U.S. stock prices fell more than 5% in the two-day aftermath of the British vote to leave the European Union. But equities have since regained those losses and are back near all-time highs.
S&P 500 stock price index, Jan 4 to July 1. Source: FRED.
By contrast, the yield on 10-year U.S. Treasury bonds fell about 25 basis points post Brexit and stayed there. That puts long-term interest rates down about 75 basis points for the year and near their all-time low.
Yield on 10-year U.S. Treasury bond, Jan 4 to June 30. Source: FRED.
The inflation-compensated 10-year yield fell about 15 basis points post Brexit and 60 bp for the year. That leaves the other 10-bp decline in nominals post Brexit to be accounted for by lower expectations of inflation.
Yield on 10-year Treasury Inflation Protected securities, Jan 4 to June 30. Source: FRED.
All this is consistent with the view that Brexit initially sparked fears of substantial effects on economic growth. These fears may have since subsided. But the expectation remains that central banks around the world will be keeping real rates low for an even longer period than anticipated prior to the British vote.
Here's a plot of the 10-year expected inflation rate that is implied by the difference between the previous two graphs.
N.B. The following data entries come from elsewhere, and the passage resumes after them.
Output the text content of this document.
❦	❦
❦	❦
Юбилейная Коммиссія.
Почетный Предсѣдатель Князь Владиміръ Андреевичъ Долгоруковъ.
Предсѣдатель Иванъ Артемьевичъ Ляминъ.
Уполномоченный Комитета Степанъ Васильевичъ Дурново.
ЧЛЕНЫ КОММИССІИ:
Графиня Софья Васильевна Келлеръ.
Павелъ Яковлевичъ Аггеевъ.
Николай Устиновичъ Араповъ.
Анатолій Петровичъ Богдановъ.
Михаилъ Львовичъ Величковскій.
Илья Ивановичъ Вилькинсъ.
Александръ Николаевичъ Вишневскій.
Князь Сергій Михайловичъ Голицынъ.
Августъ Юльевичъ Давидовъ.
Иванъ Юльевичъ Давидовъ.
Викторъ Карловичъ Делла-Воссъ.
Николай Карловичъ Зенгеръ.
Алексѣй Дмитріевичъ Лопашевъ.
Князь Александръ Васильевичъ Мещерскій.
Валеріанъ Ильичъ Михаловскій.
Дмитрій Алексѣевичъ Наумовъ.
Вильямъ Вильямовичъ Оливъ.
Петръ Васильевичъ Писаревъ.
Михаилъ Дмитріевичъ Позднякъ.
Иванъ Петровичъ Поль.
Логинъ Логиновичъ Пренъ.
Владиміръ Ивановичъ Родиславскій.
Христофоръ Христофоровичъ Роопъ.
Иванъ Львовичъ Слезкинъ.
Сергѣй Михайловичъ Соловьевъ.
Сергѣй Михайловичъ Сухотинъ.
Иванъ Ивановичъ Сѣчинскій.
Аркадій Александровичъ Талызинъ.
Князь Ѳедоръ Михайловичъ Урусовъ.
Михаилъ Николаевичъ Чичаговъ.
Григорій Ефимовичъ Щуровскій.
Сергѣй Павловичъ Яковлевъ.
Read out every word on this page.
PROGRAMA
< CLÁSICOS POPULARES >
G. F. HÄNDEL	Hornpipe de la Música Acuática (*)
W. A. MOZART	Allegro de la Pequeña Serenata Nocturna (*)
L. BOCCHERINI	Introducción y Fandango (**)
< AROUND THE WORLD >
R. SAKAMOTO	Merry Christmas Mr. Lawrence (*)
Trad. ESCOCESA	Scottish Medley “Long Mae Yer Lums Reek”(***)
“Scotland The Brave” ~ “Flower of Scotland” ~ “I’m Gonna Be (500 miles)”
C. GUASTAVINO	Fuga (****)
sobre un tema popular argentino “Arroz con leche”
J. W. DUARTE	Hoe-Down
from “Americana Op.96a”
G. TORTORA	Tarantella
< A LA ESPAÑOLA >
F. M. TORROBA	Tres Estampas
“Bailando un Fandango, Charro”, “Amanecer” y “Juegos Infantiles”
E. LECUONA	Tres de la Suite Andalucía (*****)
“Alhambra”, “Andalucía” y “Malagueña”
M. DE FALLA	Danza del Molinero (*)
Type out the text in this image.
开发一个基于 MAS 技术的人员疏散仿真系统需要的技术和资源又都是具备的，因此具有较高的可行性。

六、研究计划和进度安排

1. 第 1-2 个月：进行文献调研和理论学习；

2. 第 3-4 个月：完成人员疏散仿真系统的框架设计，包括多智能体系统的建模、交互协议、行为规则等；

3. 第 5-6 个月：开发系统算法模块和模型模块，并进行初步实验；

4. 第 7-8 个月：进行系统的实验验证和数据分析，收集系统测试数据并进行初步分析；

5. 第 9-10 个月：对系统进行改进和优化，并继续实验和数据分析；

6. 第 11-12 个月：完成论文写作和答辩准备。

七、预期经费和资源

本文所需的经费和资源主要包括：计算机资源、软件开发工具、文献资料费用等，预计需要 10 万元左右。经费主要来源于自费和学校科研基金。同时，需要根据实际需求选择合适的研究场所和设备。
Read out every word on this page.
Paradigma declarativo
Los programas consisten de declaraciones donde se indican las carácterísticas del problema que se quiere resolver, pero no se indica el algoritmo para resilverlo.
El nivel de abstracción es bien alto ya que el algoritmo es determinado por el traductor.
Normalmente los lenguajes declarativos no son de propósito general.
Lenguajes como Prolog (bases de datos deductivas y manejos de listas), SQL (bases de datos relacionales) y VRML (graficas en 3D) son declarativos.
Currently it's down to 1.4%. If you described this series as "well-anchored," what you might mean is that it's anchored well below the Fed's long-run 2% target. And it seems to have drifted even lower as a result of events in Britain last week.
Breakeven inflation rate on 10-year Treasuries, Jan 4 to June 30. Source: FRED.
In other words, markets think the Fed will try a little harder, but be a little less successful, to achieve its long-run objectives.